Hi @Trala ~ This is a long thread and others have posted some great info. I'll throw in my 2 cents... I have a perpetual grow going, outdoor, using a veg/clone greenhouse and a flower greenhouse. I'm in the tropics with a year round growing season. Last year I got almost 5 harvests. I don't use seed unless I want to try out a new variety. My technique is: grow up clones in the veg house, transfer from 1 gal. pots to 15 gal. smart pots, grow them up to the point of max vertical growth, take clone cuttings and wait until the clones are solid, transfer the 15 gal. plants to the flower house, rinse repeat. I'm using night interruption lighting in the veg house to control flowering, low-wattage daylight spectrum LED bulbs. With this method, I don't worry about how long the plants are in veg. This is variable according to genetics anyway – they get moved to the flower house when ready. My indica-dominant plants finish in 1 month in the flower house. Hybrids can take 1.5 to 2 months. Regarding perpetual cloning, I'm following E. Rosenthal and K. Morrow who say there's no degradation. I'm still in the process of verifying this, but so far, so good. A clone is a genetic copy, so intuitively, what could go wrong? I suppose a virus could get into the mix; however, if a plant doesn't look good before cloning, I won't clone that plant. Good luck with your grow! :)
Hi there :)

Thank you so much for taking the time to share this with me :)

I love cloning so much, but at the moment I have 6 Barney’s seeds. I have never been this seed rich in my whole life! I live in the tropics too. I think I’m going to go two seeds this next grow, then from there seed, clone, rinse repeat.

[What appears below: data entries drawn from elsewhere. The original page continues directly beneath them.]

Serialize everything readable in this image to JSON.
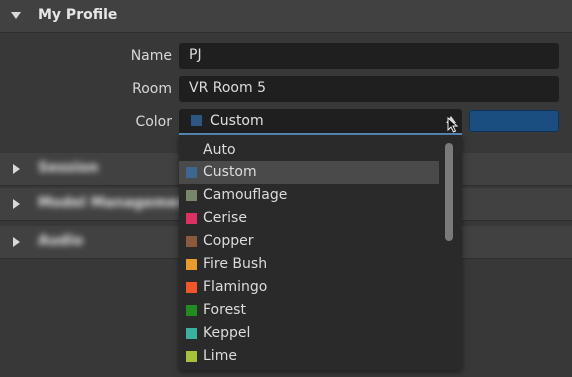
{
  "profile": {
    "title": "My Profile"
  },
  "form": {
    "name_label": "Name",
    "name_value": "PJ",
    "room_label": "Room",
    "room_value": "VR Room 5",
    "color_label": "Color",
    "color_value": "Custom",
    "selected_swatch": "#2c5783",
    "preview_color": "#1a4d80"
  },
  "sections": [
    "Session",
    "Model Management",
    "Audio"
  ],
  "dropdown": {
    "options": [
      {
        "label": "Auto",
        "color": null
      },
      {
        "label": "Custom",
        "color": "#3d6690"
      },
      {
        "label": "Camouflage",
        "color": "#78866b"
      },
      {
        "label": "Cerise",
        "color": "#de3163"
      },
      {
        "label": "Copper",
        "color": "#8b5a3c"
      },
      {
        "label": "Fire Bush",
        "color": "#e89a2e"
      },
      {
        "label": "Flamingo",
        "color": "#f2552c"
      },
      {
        "label": "Forest",
        "color": "#228b22"
      },
      {
        "label": "Keppel",
        "color": "#3ab09e"
      },
      {
        "label": "Lime",
        "color": "#a8c13a"
      }
    ],
    "selected_index": 1
  }
}
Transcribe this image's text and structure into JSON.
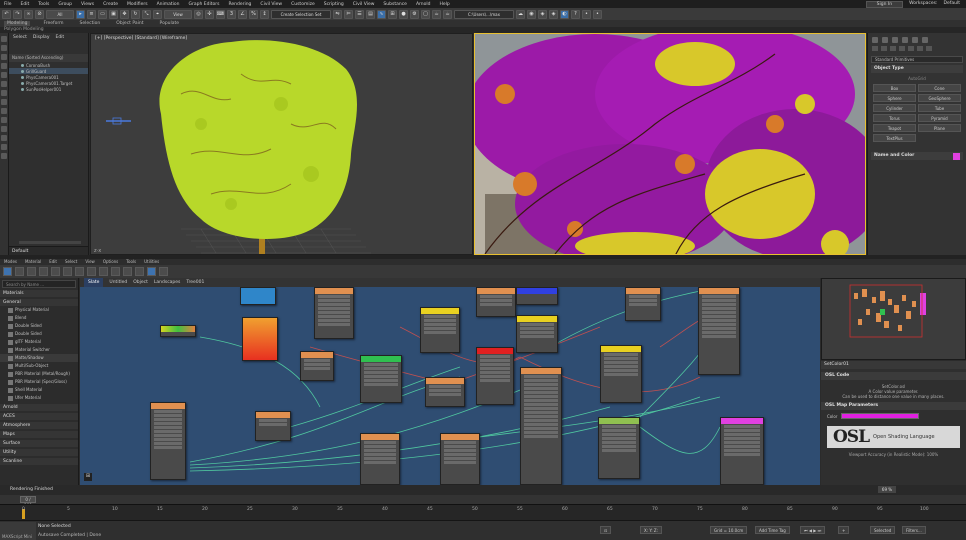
{
  "menubar": {
    "items": [
      "File",
      "Edit",
      "Tools",
      "Group",
      "Views",
      "Create",
      "Modifiers",
      "Animation",
      "Graph Editors",
      "Rendering",
      "Civil View",
      "Customize",
      "Scripting",
      "Civil View",
      "Substance",
      "Arnold",
      "Help"
    ],
    "sign_in": "Sign In",
    "workspaces": "Workspaces:",
    "workspace_value": "Default"
  },
  "toolbar": {
    "selection_filter": "All",
    "view_dropdown": "View",
    "named_selection": "Create Selection Set",
    "scene_dropdown": "C:\\Users\\...\\max"
  },
  "ribbon": {
    "tabs": [
      "Modeling",
      "Freeform",
      "Selection",
      "Object Paint",
      "Populate"
    ],
    "active": "Modeling",
    "subtitle": "Polygon Modeling"
  },
  "explorer": {
    "tabs": [
      "Select",
      "Display",
      "Edit"
    ],
    "header": "Name (Sorted Ascending)",
    "rows": [
      "CoronaBush",
      "GrillGuard",
      "PhysCamera001",
      "PhysCamera001.Target",
      "SunPosHelper001"
    ],
    "footer": "Default"
  },
  "viewport_left": {
    "label": "[+] [Perspective] [Standard] [Wireframe]"
  },
  "command_panel": {
    "dropdown": "Standard Primitives",
    "rollout_object_type": "Object Type",
    "autogrid": "AutoGrid",
    "buttons": [
      "Box",
      "Cone",
      "Sphere",
      "GeoSphere",
      "Cylinder",
      "Tube",
      "Torus",
      "Pyramid",
      "Teapot",
      "Plane",
      "TextPlus"
    ],
    "rollout_name_color": "Name and Color",
    "accent_color": "#e040e0"
  },
  "slate": {
    "menu": [
      "Modes",
      "Material",
      "Edit",
      "Select",
      "View",
      "Options",
      "Tools",
      "Utilities"
    ],
    "view_tabs": [
      "Slate",
      "Untitled",
      "Object",
      "Landscapes",
      "Tree001"
    ],
    "active_tab": "Slate",
    "browser": {
      "search": "Search by Name ...",
      "group_header": "Materials",
      "sub_header": "General",
      "items": [
        "Physical Material",
        "Blend",
        "Double Sided",
        "Double Sided",
        "glTF Material",
        "Material Switcher",
        "Matte/Shadow",
        "Multi/Sub-Object",
        "PBR Material (Metal/Rough)",
        "PBR Material (Spec/Gloss)",
        "Shell Material",
        "Ufer Material"
      ],
      "sections": [
        "Arnold",
        "ACES",
        "Atmosphere",
        "Maps",
        "Surface",
        "Utility",
        "Scanline"
      ]
    },
    "properties": {
      "title": "SetColor01",
      "rollout1": "OSL Code",
      "mode": "SetColor.osl",
      "desc1": "A Color value parameter.",
      "desc2": "Can be used to distance one value in many places.",
      "rollout2": "OSL Map Parameters",
      "color_label": "Color",
      "color_value": "#e020e0",
      "logo": "OSL",
      "logo_sub": "Open Shading Language",
      "footer": "Viewport Accuracy (in Realistic Mode): 100%"
    }
  },
  "rendering_bar": {
    "label": "Rendering Finished",
    "zoom": "69 %"
  },
  "timeline": {
    "knob": "0 / 100",
    "ticks": [
      "0",
      "5",
      "10",
      "15",
      "20",
      "25",
      "30",
      "35",
      "40",
      "45",
      "50",
      "55",
      "60",
      "65",
      "70",
      "75",
      "80",
      "85",
      "90",
      "95",
      "100"
    ]
  },
  "statusbar": {
    "line1": "None Selected",
    "line2": "Autosave Completed  |  Done",
    "maxscript": "MAXScript Mini",
    "grid": "Grid = 10.0cm",
    "add_time_tag": "Add Time Tag",
    "selected": "Selected",
    "filters": "Filters..."
  }
}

I 100% think there is no degradation cloning. In fact my current Tangerine Dream clone is by far the best Tangerine I’ve grown including the initial seeds plants. I personally don’t believe clones are a carbon copy of the mother plant. I have twin Mimosa’s who debunk that. Well I think they do.

Thanks again for sharing your grow wisdom :)
 
Please tell us more about this..
:nomo:
You feed the plant plain water for the most part and diluted solution/runoff water you get from reservoir change with 1/8th dose of micros and nitrogen. Lights need to be further away than with vegging plants, only partly direct, half of it glazing.

This only works on adult plants and soil is recommended, hydro will result in a failure.
 
Clones are not a carbon copy nor are they a genetic copy of the mother….clones are literally a piece of the mother plant removed and rooted, so yeah if you clone out a single strain for the next 5 years those clones will always be 5 years old and counting

degradation is not genetic drift so much but virus or disease etc as with most things there are limit’s. Cloning generation after generation will work fine until it doesn‘t….

edit to add… clone is same as mother only weaker by the number of times she has been cloned…. clone moms from seed will outperform clone after clone for generations.
 
if you clone out a single strain for the next 5 years those clones will always be 5 years old and counting

degradation is not genetic drift but virus or disease etc as with most things there are limit’s. Cloning generation after generation will work fine until it doesn‘t….



this ^

a clone mother should either be kept from seed or a clone from the seed plant. weird stuff happens running too many generations clone over clone.


edit : even reversing them through forced reveg back to single leaf stage won't change it
 
If you took five generations of clones from a mother vs. cloning a clone for 5 generations, the mother plant clones would all be pieces of the mother plant whereas the clone's clone's clone's cline's clo... would have gone through being cut & grow new roots and tissues for the nth time. Even if you cut down environmental factors, the hormonals remain.